Bucket work for him at 6 feet will solidify his draw and move him into the comfortable stage. We shoot at a 6 inch target on cardboard set about 4 inches in front of ballistic material. The wax falls down into a bucket. The cardboard shows where the misses hit and as the shooter goes through a 50 shot session his accuracy will tighten into the 6 inch target. We want to shoot quick, but speed is not important, getting the draw comfortable and repeatable is important. Speed will come naturally was the shooter gets comfortable.
The 6 year old is still on the table and is about ready to transition to the holster. He is a point and shoot shooter and hits are important to him. Shooting at 89-90% now. I intend to hold him on the table for 3 or 4 months to make sure of his gun handling skills. I see other mentors load their shooter's gun. I think it is important that the shooter, even at age 6 on the table, load and unload his or her own gun. Loading and unloading is valuable time learning and becoming comfortable in handling their gun. They need every opportunity to exercise of their hand muscles and gain the strength necessary to be a safe shooter. Don't take this valuable time await from them.
I have a issue to resolve with the 6 year old. Trying to decide whether to move him directly to his two handed hip level shot from the table and skipping the draw, point, and shoot, stage. I see two brothers with tons of mentoring struggling with moving from point and shoot stage to hip level shooting.. It stems from their competitiveness. Even at 6, 7, and 8, they want to win so much, the target just draws them back to the point and shoot stage, especially boys.
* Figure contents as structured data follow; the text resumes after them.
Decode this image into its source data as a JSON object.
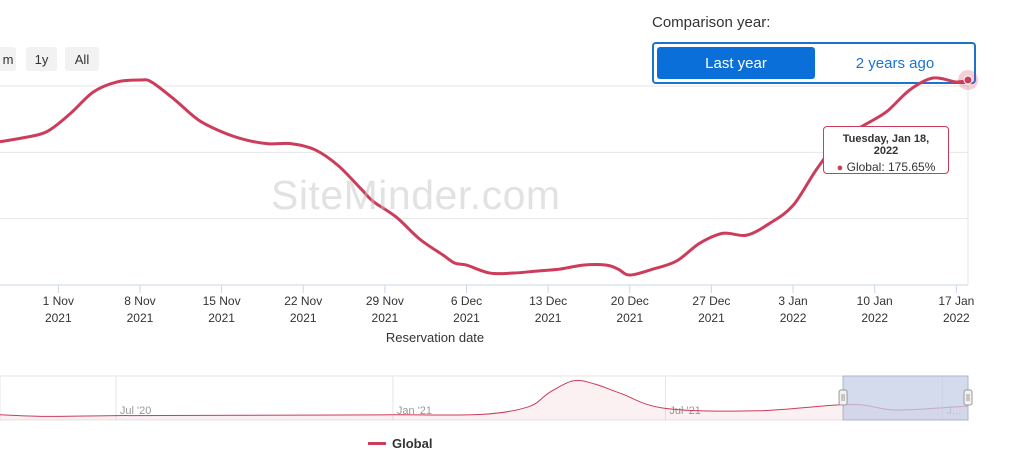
{
  "range_buttons": [
    {
      "label": "m"
    },
    {
      "label": "1y"
    },
    {
      "label": "All"
    }
  ],
  "comparison": {
    "label": "Comparison year:",
    "options": [
      "Last year",
      "2 years ago"
    ],
    "selected": "Last year"
  },
  "watermark": "SiteMinder.com",
  "tooltip": {
    "date": "Tuesday, Jan 18, 2022",
    "series": "Global",
    "value": "175.65%"
  },
  "colors": {
    "series": "#cc3c5b",
    "accent": "#0a6fd8",
    "navigator_selection": "#c5cfe6"
  },
  "chart_data": {
    "type": "line",
    "title": "",
    "xlabel": "Reservation date",
    "ylabel": "",
    "x_ticks": [
      {
        "l1": "1 Nov",
        "l2": "2021"
      },
      {
        "l1": "8 Nov",
        "l2": "2021"
      },
      {
        "l1": "15 Nov",
        "l2": "2021"
      },
      {
        "l1": "22 Nov",
        "l2": "2021"
      },
      {
        "l1": "29 Nov",
        "l2": "2021"
      },
      {
        "l1": "6 Dec",
        "l2": "2021"
      },
      {
        "l1": "13 Dec",
        "l2": "2021"
      },
      {
        "l1": "20 Dec",
        "l2": "2021"
      },
      {
        "l1": "27 Dec",
        "l2": "2021"
      },
      {
        "l1": "3 Jan",
        "l2": "2022"
      },
      {
        "l1": "10 Jan",
        "l2": "2022"
      },
      {
        "l1": "17 Jan",
        "l2": "2022"
      }
    ],
    "grid": true,
    "legend_position": "bottom-center",
    "series": [
      {
        "name": "Global",
        "points": [
          [
            "2021-10-27",
            0.72
          ],
          [
            "2021-10-29",
            0.74
          ],
          [
            "2021-10-31",
            0.77
          ],
          [
            "2021-11-02",
            0.86
          ],
          [
            "2021-11-04",
            0.97
          ],
          [
            "2021-11-06",
            1.02
          ],
          [
            "2021-11-08",
            1.03
          ],
          [
            "2021-11-09",
            1.02
          ],
          [
            "2021-11-11",
            0.93
          ],
          [
            "2021-11-13",
            0.83
          ],
          [
            "2021-11-15",
            0.77
          ],
          [
            "2021-11-17",
            0.73
          ],
          [
            "2021-11-19",
            0.71
          ],
          [
            "2021-11-21",
            0.71
          ],
          [
            "2021-11-23",
            0.68
          ],
          [
            "2021-11-25",
            0.6
          ],
          [
            "2021-11-27",
            0.48
          ],
          [
            "2021-11-28",
            0.42
          ],
          [
            "2021-11-30",
            0.34
          ],
          [
            "2021-12-02",
            0.23
          ],
          [
            "2021-12-04",
            0.15
          ],
          [
            "2021-12-05",
            0.11
          ],
          [
            "2021-12-06",
            0.1
          ],
          [
            "2021-12-08",
            0.06
          ],
          [
            "2021-12-10",
            0.06
          ],
          [
            "2021-12-12",
            0.07
          ],
          [
            "2021-12-14",
            0.08
          ],
          [
            "2021-12-16",
            0.1
          ],
          [
            "2021-12-18",
            0.1
          ],
          [
            "2021-12-19",
            0.08
          ],
          [
            "2021-12-20",
            0.05
          ],
          [
            "2021-12-22",
            0.08
          ],
          [
            "2021-12-24",
            0.12
          ],
          [
            "2021-12-26",
            0.21
          ],
          [
            "2021-12-28",
            0.26
          ],
          [
            "2021-12-30",
            0.25
          ],
          [
            "2022-01-01",
            0.31
          ],
          [
            "2022-01-03",
            0.4
          ],
          [
            "2022-01-05",
            0.58
          ],
          [
            "2022-01-07",
            0.73
          ],
          [
            "2022-01-09",
            0.8
          ],
          [
            "2022-01-11",
            0.87
          ],
          [
            "2022-01-13",
            0.98
          ],
          [
            "2022-01-15",
            1.04
          ],
          [
            "2022-01-17",
            1.02
          ],
          [
            "2022-01-18",
            1.03
          ]
        ]
      }
    ],
    "navigator": {
      "labels": [
        "Jul '20",
        "Jan '21",
        "Jul '21",
        "J..."
      ],
      "points": [
        [
          "2020-04-15",
          0.08
        ],
        [
          "2020-05-15",
          0.04
        ],
        [
          "2020-07-01",
          0.06
        ],
        [
          "2020-10-01",
          0.07
        ],
        [
          "2021-01-01",
          0.08
        ],
        [
          "2021-03-01",
          0.09
        ],
        [
          "2021-04-01",
          0.28
        ],
        [
          "2021-04-15",
          0.64
        ],
        [
          "2021-05-01",
          0.93
        ],
        [
          "2021-05-15",
          0.85
        ],
        [
          "2021-06-01",
          0.62
        ],
        [
          "2021-07-01",
          0.24
        ],
        [
          "2021-09-01",
          0.18
        ],
        [
          "2021-11-01",
          0.34
        ],
        [
          "2021-12-01",
          0.2
        ],
        [
          "2022-01-18",
          0.3
        ]
      ]
    }
  }
}
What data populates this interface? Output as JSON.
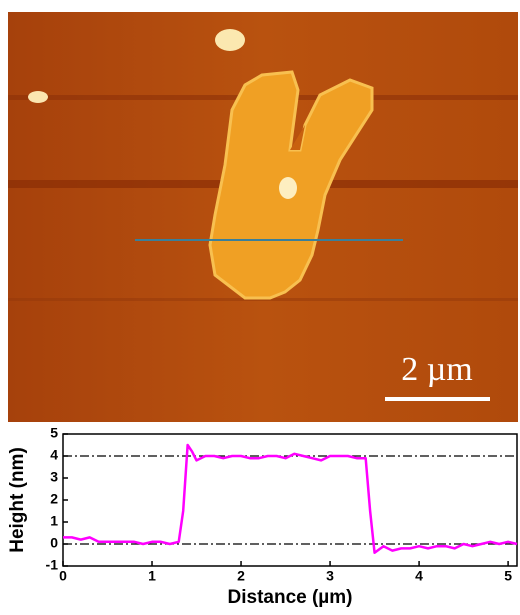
{
  "image": {
    "scale_bar_label": "2 µm"
  },
  "chart_data": {
    "type": "line",
    "x_label": "Distance (µm)",
    "y_label": "Height (nm)",
    "x": [
      0,
      0.1,
      0.2,
      0.3,
      0.4,
      0.5,
      0.6,
      0.7,
      0.8,
      0.9,
      1.0,
      1.1,
      1.2,
      1.3,
      1.35,
      1.4,
      1.45,
      1.5,
      1.6,
      1.7,
      1.8,
      1.9,
      2.0,
      2.1,
      2.2,
      2.3,
      2.4,
      2.5,
      2.6,
      2.7,
      2.8,
      2.9,
      3.0,
      3.1,
      3.2,
      3.3,
      3.4,
      3.45,
      3.5,
      3.6,
      3.7,
      3.8,
      3.9,
      4.0,
      4.1,
      4.2,
      4.3,
      4.4,
      4.5,
      4.6,
      4.7,
      4.8,
      4.9,
      5.0,
      5.1
    ],
    "values": [
      0.3,
      0.3,
      0.2,
      0.3,
      0.1,
      0.1,
      0.1,
      0.1,
      0.1,
      0.0,
      0.1,
      0.1,
      0.0,
      0.1,
      1.5,
      4.5,
      4.2,
      3.8,
      4.0,
      4.0,
      3.9,
      4.0,
      4.0,
      3.9,
      3.9,
      4.0,
      4.0,
      3.9,
      4.1,
      4.0,
      3.9,
      3.8,
      4.0,
      4.0,
      4.0,
      3.9,
      3.9,
      1.5,
      -0.4,
      -0.1,
      -0.3,
      -0.2,
      -0.2,
      -0.1,
      -0.2,
      -0.1,
      -0.1,
      -0.2,
      0.0,
      -0.1,
      0.0,
      0.1,
      0.0,
      0.1,
      0.0
    ],
    "color": "#ff00ff",
    "reference_lines": [
      0,
      4
    ],
    "xlim": [
      0,
      5.1
    ],
    "ylim": [
      -1,
      5
    ],
    "xticks": [
      0,
      1,
      2,
      3,
      4,
      5
    ],
    "yticks": [
      -1,
      0,
      1,
      2,
      3,
      4,
      5
    ]
  }
}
I think I will keep the 6 year old on the table shooting point and shoot until he gets his fast draw holster. Then I will transition him to the holster directly to shooting from the hip. Will never let him shoot, point and shoot, from the holster. It will difficult for him because hits are really important to him (always has to report how he beat grandpa) but I think that is the best for him.
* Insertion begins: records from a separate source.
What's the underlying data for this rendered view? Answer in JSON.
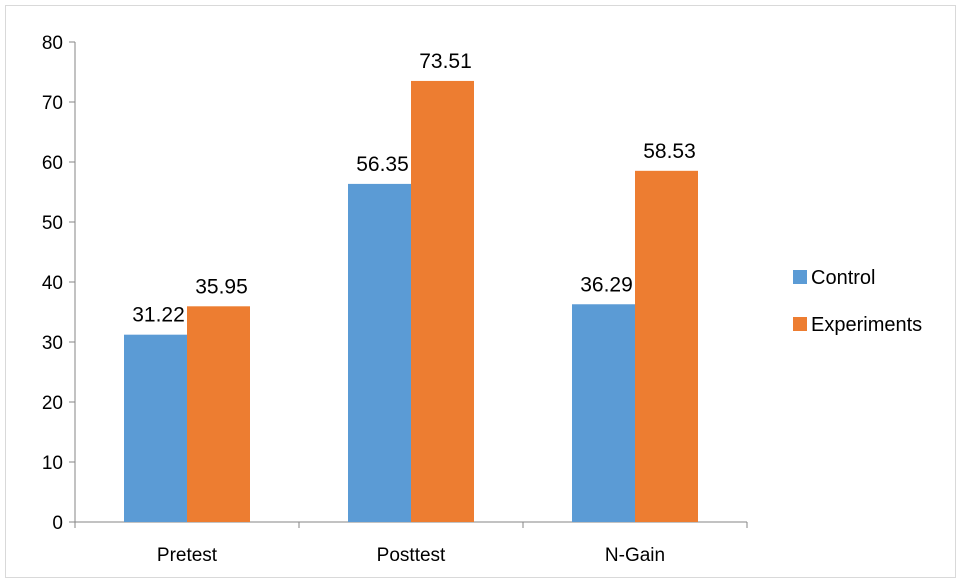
{
  "chart_data": {
    "type": "bar",
    "categories": [
      "Pretest",
      "Posttest",
      "N-Gain"
    ],
    "series": [
      {
        "name": "Control",
        "values": [
          31.22,
          56.35,
          36.29
        ],
        "color": "#5b9bd5"
      },
      {
        "name": "Experiments",
        "values": [
          35.95,
          73.51,
          58.53
        ],
        "color": "#ed7d31"
      }
    ],
    "data_labels": [
      [
        "31.22",
        "56.35",
        "36.29"
      ],
      [
        "35.95",
        "73.51",
        "58.53"
      ]
    ],
    "y_ticks": [
      "0",
      "10",
      "20",
      "30",
      "40",
      "50",
      "60",
      "70",
      "80"
    ],
    "ylim": [
      0,
      80
    ],
    "grid": false,
    "legend_position": "right",
    "axis_color": "#868686"
  }
}
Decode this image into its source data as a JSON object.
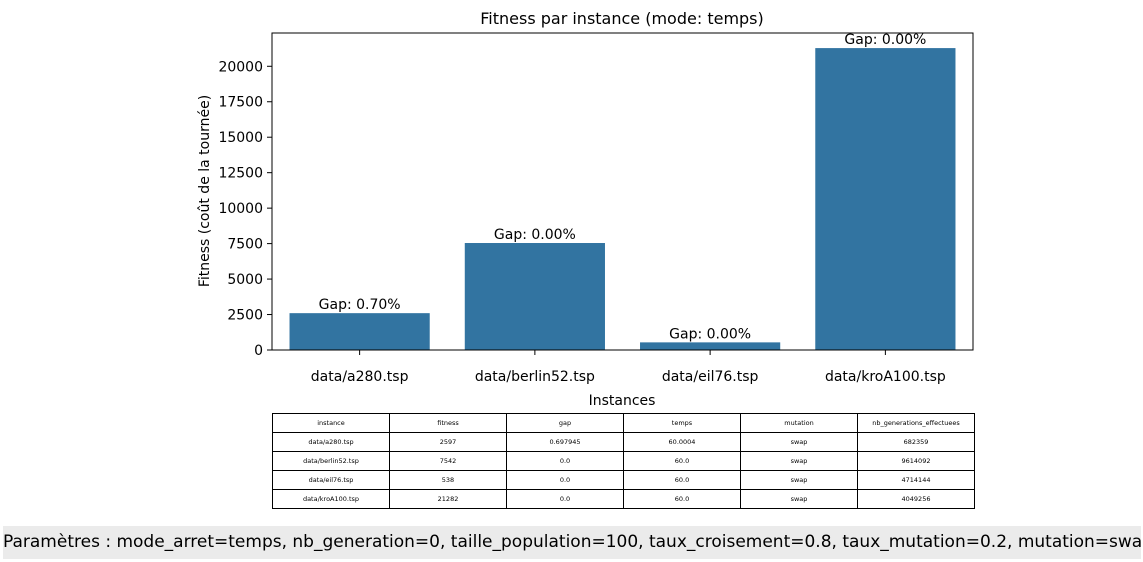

New adult shooters may want to consider this. Start with two handed hip shooting. Skip the point and shoot stage all together. Watching new adult shooters, they all struggle moving away from the point and shoot stage. Generally, if left on our own, we spend a lot of time learning to be quick at point and shoot, then spend years trying to unlearn this stage and move to shooting without aiming or pointing. Just skip it all together. Going to try it with the 6 year old. Will post how it goes.